On cats during the pandemic:
"With cats, too, it's very similar. You can strike a compromise with your cat. If your cat wants to be close to you, you can put a nice comfy place right next to the computer and then reinforce them with some treats for laying down in the place where you want them to lay and not in the place where you don't want them to lay — which is right on your keyboard with their rear end up against the screen camera. But again, you also have to exercise your cat, make sure that your cat has plenty of playtime. Some cats enjoy puzzle toys. So for young cats, you can set them up with the puzzle toy or throw out some birdseed in front of their window seat and they can watch all the birds come — what I think of as cat theater."
On being consistent with your pets:
"I think a critical piece is making sure that you're consistent with the pets, because if you're going to pet the dog sometimes when they interrupt in a meeting and bark and not other times, they're getting a mixed message. And same with the cat. If it's OK and cute to lay on the keyboard sometimes, but not other times, they really don't know what to expect from us... Predictability is everything for them. And when we change all the rules, like with COVID, it can make them very uneasy and very confused."

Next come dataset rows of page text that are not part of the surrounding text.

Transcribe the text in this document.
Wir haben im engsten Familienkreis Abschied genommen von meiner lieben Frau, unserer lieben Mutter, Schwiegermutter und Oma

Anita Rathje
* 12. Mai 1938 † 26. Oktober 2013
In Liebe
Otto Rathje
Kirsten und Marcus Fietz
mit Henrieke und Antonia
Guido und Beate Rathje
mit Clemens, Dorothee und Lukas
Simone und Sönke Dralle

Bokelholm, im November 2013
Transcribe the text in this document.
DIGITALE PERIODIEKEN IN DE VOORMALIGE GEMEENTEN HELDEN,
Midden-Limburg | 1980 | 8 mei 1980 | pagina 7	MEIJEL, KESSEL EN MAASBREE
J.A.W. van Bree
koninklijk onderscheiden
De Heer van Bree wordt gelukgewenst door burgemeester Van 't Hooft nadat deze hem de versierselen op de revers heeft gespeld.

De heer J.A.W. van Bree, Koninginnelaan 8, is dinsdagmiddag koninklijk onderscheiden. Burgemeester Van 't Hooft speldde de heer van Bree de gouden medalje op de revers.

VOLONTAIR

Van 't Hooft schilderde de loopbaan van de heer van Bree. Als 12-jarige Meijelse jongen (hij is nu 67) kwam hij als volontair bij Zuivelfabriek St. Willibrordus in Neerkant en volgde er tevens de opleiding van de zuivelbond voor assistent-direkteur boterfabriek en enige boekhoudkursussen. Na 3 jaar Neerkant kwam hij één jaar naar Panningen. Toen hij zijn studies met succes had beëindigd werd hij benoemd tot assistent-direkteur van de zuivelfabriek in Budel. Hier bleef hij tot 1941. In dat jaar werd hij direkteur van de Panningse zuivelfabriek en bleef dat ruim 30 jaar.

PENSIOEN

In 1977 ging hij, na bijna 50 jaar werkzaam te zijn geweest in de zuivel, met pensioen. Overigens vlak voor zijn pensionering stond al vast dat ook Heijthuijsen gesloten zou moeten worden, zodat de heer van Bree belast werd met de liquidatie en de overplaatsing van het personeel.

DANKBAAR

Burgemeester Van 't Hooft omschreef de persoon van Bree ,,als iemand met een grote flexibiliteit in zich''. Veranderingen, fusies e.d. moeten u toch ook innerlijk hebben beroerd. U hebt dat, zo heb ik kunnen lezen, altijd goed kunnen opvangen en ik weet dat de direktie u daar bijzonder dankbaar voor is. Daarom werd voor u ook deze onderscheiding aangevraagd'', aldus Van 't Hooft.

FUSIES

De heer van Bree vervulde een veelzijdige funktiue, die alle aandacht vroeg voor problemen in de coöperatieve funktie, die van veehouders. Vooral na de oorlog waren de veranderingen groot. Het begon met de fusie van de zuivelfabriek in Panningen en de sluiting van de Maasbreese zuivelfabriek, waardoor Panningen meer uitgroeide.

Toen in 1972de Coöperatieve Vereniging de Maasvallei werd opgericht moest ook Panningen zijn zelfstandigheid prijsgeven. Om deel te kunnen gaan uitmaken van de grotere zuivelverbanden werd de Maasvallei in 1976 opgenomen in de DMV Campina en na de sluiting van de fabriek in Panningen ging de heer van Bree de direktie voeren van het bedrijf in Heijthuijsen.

On pets acquired in the pandemic and whether she's seeing a lot of rescuers' or buyers' regret:
"This is one of the problems that isn't quite a problem yet, that's going to be a problem when people go back into the world — dogs and cats that have never spent more than five minutes alone. What's going to happen when their people suddenly go back to work full time? ... Since the beginning of the pandemic, I've been telling people be sure to go out for a walk without your dog. Be sure to take time away from your cat. ... A dog that spends no time alone is at high risk for developing separation anxiety later. ... They need to develop that independence and stand on their own four feet.
"I would anticipate what I'm going to see next is a spike of problems when dogs that were insufficiently socialized during the pandemic are going out in the world and reaching social maturity. On the other hand, I anticipate seeing some really good stuff, too. There's nothing like spending a lot of time with an animal to really get an understanding of what their life is like on a daily basis, what the rhythm of their days are like. ... It's a rare opportunity to get to see what our pets do 24 hours a day and what choices they make. Another good thing is I think we're going to come out of this with all of us having a much deeper understanding of the importance of social connection and mental stimulation for our pets."
This segment aired on November 18, 2020.